Brusquement Jésus interrompt Nicodème:
– Vraiment,
Je te le dis, si on ne naît pas de nouveau, on ne peut
voir le Règne de Dieu.
– Comment
un homme devenu vieux peut-il entrer de nouveau dans le
sein de sa mère ?
Nicodème
est un homme âgé: à cette époque, à 50 ans, quand il
pouvait parvenir à cet âge, un homme était déjà très
vieux.
– Vraiment,
dit Jésus, si on ne naît de l’eau et de l’Esprit, on ne
peut entrer dans le Royaume de Dieu...
La
conversation se poursuit longuement, mais soudain,
interloqué et remué jusqu’au plus profond de lui,
Nicodème s’écrie :
– Mais
comment cela peut-il se faire?
– Tu es un
maître en Israël et tu ne sais pas cela?... Si Je vous
dis les choses de la terre, vous ne croyez pas. Comment
Me croirez-vous si Je vous dis les choses du Ciel ?
Nicodème
est de plus en plus surpris, mais son cœur s’ouvre, et
Jésus, poursuivant son enseignement, avec toujours
devant Lui la vision de sa Passion ajoute :
– De même
que Moïse a élevé le serpent au désert, de même le Fils
de l’Homme doit être élevé pour que quiconque croît en
Lui ait la vie éternelle... La Lumière est venue dans le
monde, mais les hommes ont préféré les ténèbres... Celui
qui fait la vérité vient à la Lumière...
Jésus vit
vraiment sa Passion. Nicodème se tait, subjugué par les
paroles de Jésus que pourtant il ne comprend pas
vraiment... La nuit s’achève, Nicodème doit vite s’en
aller... Nicodème est encore prudent, mais son cœur
brûle tandis qu’il chante :
“Ô Yahvé !
J’ai bien entendu, j’ai vu cette œuvre que tu
réaliseras, que tu montreras au cours des temps: dans ta
colère, n’oublie pas ta miséricorde”. (Ha. 3, 2)
Les mois
ont passé. La réputation de Jésus s’est étendue à tout
le pays et même au-delà. Simultanément l’hostilité et la
haine croissent au sein du Sanhédrin :
– Tout le
monde court vers Lui. Le peuple commence à s’éloigner de
nous. Cet homme est dangereux: Il prêche l’amour, Il
cherche à libérer le cœur des pauvres, Il mange avec les
publicains et les pécheurs. Il veut même qu’on paye
l’impôt à César! Mais jusqu’où va-t-Il aller?
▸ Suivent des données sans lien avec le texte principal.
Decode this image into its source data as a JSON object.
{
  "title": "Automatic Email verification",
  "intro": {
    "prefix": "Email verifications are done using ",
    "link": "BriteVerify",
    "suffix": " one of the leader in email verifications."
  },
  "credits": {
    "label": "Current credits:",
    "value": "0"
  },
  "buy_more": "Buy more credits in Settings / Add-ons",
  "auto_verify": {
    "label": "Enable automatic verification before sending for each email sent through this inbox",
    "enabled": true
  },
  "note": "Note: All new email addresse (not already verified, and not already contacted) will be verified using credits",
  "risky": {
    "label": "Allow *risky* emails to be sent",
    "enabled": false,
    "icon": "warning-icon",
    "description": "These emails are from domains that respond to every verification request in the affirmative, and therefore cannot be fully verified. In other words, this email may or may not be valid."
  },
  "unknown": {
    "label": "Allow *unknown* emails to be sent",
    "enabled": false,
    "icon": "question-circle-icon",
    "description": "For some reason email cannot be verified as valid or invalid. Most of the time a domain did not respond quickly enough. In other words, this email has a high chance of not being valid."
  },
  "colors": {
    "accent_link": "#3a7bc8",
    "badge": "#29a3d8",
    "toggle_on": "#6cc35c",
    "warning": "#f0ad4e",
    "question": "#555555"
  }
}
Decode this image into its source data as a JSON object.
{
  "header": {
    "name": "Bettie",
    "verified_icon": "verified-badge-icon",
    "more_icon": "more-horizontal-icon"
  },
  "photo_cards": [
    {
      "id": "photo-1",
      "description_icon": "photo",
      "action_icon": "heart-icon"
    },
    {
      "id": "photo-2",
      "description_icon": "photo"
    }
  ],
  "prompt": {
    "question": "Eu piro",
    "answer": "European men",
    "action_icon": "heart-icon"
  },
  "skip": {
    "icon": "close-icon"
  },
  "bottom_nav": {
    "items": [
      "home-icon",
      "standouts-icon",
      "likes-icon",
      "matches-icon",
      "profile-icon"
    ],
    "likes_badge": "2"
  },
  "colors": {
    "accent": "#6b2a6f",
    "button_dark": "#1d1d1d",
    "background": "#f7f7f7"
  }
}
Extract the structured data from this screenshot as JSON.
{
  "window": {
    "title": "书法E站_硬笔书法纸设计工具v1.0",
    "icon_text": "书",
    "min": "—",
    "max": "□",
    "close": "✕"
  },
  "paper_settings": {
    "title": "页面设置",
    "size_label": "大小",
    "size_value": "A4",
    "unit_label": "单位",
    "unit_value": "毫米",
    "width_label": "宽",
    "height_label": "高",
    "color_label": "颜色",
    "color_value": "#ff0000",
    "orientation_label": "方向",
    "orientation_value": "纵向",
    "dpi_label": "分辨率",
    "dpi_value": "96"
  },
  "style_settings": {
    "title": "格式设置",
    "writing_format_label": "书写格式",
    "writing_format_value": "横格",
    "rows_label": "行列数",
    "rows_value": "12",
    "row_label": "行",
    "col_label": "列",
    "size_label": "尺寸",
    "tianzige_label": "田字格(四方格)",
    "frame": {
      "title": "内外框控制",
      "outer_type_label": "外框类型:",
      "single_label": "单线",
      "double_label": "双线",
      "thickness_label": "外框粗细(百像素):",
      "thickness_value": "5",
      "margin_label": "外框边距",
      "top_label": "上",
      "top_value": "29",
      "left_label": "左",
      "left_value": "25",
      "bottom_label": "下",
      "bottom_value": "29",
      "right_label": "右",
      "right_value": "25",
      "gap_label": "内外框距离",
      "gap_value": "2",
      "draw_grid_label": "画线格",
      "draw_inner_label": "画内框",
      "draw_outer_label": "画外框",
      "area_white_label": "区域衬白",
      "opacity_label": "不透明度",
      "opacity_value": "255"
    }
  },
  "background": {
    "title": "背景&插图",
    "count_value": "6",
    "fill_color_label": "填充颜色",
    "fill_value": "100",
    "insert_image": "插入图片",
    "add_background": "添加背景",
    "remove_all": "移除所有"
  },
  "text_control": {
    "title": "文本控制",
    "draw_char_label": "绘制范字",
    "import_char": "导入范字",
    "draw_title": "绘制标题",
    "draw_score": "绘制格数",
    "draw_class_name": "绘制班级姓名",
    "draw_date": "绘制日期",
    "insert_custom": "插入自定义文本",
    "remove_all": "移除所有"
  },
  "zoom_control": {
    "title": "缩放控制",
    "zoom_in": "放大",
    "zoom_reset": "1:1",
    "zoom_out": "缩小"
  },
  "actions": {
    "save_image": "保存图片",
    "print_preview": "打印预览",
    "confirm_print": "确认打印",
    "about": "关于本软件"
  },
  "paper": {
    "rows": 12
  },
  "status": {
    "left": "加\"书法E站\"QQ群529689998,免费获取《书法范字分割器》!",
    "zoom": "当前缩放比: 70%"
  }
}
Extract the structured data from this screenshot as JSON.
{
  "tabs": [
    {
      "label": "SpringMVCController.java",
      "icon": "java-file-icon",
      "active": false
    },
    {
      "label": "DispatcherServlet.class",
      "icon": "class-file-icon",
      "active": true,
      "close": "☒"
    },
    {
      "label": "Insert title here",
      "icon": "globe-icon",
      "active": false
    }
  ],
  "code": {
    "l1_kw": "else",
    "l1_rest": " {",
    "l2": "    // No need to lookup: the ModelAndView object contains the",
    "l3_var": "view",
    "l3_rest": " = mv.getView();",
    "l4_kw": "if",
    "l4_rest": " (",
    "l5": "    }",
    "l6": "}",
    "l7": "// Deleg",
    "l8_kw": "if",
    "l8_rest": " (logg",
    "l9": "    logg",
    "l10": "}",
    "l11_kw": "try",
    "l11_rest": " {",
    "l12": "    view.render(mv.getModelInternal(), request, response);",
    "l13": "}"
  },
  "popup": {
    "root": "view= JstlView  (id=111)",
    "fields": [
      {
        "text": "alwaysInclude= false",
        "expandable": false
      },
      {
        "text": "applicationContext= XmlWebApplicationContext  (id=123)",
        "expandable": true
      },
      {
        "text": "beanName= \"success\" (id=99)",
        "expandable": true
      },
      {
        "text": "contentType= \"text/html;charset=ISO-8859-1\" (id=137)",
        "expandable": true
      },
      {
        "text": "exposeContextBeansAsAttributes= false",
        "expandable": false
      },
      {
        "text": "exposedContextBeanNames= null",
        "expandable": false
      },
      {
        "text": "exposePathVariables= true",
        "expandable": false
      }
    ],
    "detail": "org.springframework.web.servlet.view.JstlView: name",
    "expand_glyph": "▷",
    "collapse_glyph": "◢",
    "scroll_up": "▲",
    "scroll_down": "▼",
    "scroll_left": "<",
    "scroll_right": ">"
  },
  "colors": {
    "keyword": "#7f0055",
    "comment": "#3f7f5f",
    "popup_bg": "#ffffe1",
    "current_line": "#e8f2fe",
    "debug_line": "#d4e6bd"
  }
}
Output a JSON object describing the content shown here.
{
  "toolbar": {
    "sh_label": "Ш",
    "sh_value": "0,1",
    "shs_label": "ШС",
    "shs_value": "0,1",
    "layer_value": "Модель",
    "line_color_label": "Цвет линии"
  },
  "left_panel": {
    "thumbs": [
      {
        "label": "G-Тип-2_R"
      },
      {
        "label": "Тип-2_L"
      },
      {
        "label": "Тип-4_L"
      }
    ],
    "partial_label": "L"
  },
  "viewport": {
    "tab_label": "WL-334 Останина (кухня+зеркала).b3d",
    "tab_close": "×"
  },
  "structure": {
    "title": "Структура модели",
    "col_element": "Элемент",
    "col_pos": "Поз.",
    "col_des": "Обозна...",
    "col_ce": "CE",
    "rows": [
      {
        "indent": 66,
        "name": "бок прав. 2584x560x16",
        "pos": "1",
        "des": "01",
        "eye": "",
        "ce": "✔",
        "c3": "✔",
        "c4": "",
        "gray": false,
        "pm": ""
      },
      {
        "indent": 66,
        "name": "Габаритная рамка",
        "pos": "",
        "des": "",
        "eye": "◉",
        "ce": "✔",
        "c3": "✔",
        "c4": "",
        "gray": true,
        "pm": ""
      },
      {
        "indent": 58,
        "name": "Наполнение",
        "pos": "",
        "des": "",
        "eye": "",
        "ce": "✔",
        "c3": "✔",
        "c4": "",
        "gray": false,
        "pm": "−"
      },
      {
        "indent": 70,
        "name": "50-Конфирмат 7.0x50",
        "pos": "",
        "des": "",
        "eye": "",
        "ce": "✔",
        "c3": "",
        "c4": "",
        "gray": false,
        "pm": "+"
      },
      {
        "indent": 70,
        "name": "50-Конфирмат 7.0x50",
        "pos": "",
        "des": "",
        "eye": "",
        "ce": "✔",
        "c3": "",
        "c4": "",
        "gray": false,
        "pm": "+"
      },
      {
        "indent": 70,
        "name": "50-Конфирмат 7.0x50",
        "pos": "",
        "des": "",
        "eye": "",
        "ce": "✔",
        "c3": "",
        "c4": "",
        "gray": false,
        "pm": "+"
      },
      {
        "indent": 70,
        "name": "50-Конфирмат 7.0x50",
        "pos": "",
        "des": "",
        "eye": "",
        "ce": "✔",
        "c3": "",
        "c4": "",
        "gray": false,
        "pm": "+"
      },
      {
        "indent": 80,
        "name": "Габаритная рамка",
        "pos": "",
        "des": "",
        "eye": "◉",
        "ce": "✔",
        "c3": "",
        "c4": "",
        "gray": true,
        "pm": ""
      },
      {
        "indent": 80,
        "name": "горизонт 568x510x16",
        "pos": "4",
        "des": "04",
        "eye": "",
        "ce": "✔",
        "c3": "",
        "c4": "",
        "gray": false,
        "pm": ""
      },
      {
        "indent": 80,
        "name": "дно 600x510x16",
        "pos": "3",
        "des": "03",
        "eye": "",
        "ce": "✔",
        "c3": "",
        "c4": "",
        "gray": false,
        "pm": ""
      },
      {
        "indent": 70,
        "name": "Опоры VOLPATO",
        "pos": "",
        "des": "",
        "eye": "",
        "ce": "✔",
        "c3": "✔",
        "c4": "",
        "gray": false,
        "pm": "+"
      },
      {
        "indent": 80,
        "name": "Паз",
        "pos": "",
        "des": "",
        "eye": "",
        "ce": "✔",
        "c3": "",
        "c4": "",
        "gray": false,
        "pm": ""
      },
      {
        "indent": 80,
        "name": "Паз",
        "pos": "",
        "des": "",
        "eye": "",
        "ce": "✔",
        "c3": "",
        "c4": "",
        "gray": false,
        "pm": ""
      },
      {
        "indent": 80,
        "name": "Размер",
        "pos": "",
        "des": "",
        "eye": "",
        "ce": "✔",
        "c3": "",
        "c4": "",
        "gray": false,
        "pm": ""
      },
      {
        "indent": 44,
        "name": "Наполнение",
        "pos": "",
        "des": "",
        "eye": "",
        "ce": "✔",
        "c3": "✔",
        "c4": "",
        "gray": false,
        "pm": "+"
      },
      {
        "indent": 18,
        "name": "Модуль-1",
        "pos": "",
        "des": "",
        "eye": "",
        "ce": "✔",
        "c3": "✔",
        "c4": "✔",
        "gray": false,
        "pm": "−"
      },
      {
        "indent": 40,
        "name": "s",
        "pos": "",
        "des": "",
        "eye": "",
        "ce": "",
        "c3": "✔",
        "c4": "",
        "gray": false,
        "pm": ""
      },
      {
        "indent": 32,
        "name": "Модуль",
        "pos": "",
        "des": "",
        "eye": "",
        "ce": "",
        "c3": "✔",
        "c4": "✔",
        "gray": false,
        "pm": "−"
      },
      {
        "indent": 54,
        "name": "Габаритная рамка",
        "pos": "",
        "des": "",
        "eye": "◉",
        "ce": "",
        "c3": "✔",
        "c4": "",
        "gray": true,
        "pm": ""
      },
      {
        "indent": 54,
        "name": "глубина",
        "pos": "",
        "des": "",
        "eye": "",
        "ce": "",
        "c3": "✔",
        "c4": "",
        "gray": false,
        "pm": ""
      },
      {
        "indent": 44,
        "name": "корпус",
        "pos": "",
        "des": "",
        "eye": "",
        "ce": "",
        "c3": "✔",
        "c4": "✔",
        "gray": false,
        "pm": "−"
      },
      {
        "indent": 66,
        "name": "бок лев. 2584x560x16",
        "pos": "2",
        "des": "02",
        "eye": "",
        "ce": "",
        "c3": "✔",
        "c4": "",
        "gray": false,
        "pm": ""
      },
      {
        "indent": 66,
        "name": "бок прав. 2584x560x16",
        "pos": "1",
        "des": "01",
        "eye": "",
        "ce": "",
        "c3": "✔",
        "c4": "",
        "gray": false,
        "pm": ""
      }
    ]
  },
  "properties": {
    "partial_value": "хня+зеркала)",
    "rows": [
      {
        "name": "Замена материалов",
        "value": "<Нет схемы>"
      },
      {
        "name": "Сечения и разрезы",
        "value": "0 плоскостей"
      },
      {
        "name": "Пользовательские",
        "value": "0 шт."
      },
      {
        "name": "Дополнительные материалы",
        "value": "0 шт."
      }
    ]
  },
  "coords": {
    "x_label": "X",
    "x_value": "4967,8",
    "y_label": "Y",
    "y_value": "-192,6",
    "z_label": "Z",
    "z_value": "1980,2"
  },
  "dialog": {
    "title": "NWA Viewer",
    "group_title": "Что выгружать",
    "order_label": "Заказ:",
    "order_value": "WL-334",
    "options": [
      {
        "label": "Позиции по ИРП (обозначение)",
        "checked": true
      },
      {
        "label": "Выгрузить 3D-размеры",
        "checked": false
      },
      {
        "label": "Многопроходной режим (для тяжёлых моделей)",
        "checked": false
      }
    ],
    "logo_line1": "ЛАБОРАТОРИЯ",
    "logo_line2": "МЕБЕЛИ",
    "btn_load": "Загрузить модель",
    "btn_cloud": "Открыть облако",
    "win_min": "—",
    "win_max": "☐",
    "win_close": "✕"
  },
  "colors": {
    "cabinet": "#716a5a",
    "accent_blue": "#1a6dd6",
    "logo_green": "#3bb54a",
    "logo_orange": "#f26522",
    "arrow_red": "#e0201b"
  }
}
On dit
même qu’Il ne repousse pas les Romains et qu’Il a guéri
le serviteur d’un centurion romain! Oui, cet homme est
dangereux; Il doit mourir.
Nicodème
est de plus en plus perplexe. Est-ce lui qui se trompe
ou les grands-prêtres du Sanhédrin ? Nicodème ne sait
plus, il ne comprend plus : comment, lui, un docteur en
Israël, il n’est plus capable de juger ces choses? Sa
prière se fait plus instante et douloureuse :
“Ô Dieu,
prête l’oreille à ma prière, ne Te dérobe pas à mes
supplications.
Écoute-moi,
réponds-moi, je suis dans tous mes états, je frémis”.
(Ps. 55 [54], 2-3)
Nicodème
entend toutes les paroles qui accusent Jésus. Parfois
même, au sein du Sanhédrin, il essaie de tempérer la
haine qui grandit. Il élève quelques objections, mais on
a vite fait de se moquer de lui et de le remettre à sa
place:
– Alors,
toi aussi, tu es un disciple de cet homme?
Nicodème a
peur et il se tait... Nicodème est inquiet et il cherche
à se rassurer. Jésus est un homme loyal; sa vie est pure
et on ne peut Lui reprocher aucun péché. Job n’a-t-il
pas affirmé qu’un homme vraiment juste n’avait rien à
craindre? “Ne dois-tu pas compter sur ton respect du
droit, ta vie parfaite n’est-elle pas ta raison
d’espérer? Rappelle-toi: quand donc un innocent a-t-il
péri? Où a-t-on vu des hommes droits disparaître?” (Jb.
4, 6-7)
Nicodème se
dit aussi que les docteurs du Sanhédrin connaissent trop
bien les prophètes pour commettre l’irréparable. Eux
aussi répètent souvent les versets d’Osée, et ils sont
bien trop attachés à leurs biens pour courir le risque
de les perdre. Ils ne veulent pas encourir les
malédictions prédites: “Ils ont semé le vent, ils
récolteront la tempête; ils sont comme un blé qui n’aura
pas d’épi; s’il en a, il ne donnera pas de farine; s’il
en donne, des étrangers la mangeront.” (Os. 8, 7)
Non,
vraiment, ses collègues ont des défauts, ce ne sont pas
toujours des justes devant Dieu, mais jamais ils ne
voudraient qu’Israël subisse le sort de Ninive, rappelé
par Nahum: “Malheur à la ville sanguinaire (Ninive) qui
n’est plus que mensonges; elle est pleine de butin car
elle n’a cessé de piller. Je te couvrirai d’ordures, je
t’abaisserai et je te livrerai en spectacle. Quiconque
te verra tournera la tête: Ninive! Quelle dévastation!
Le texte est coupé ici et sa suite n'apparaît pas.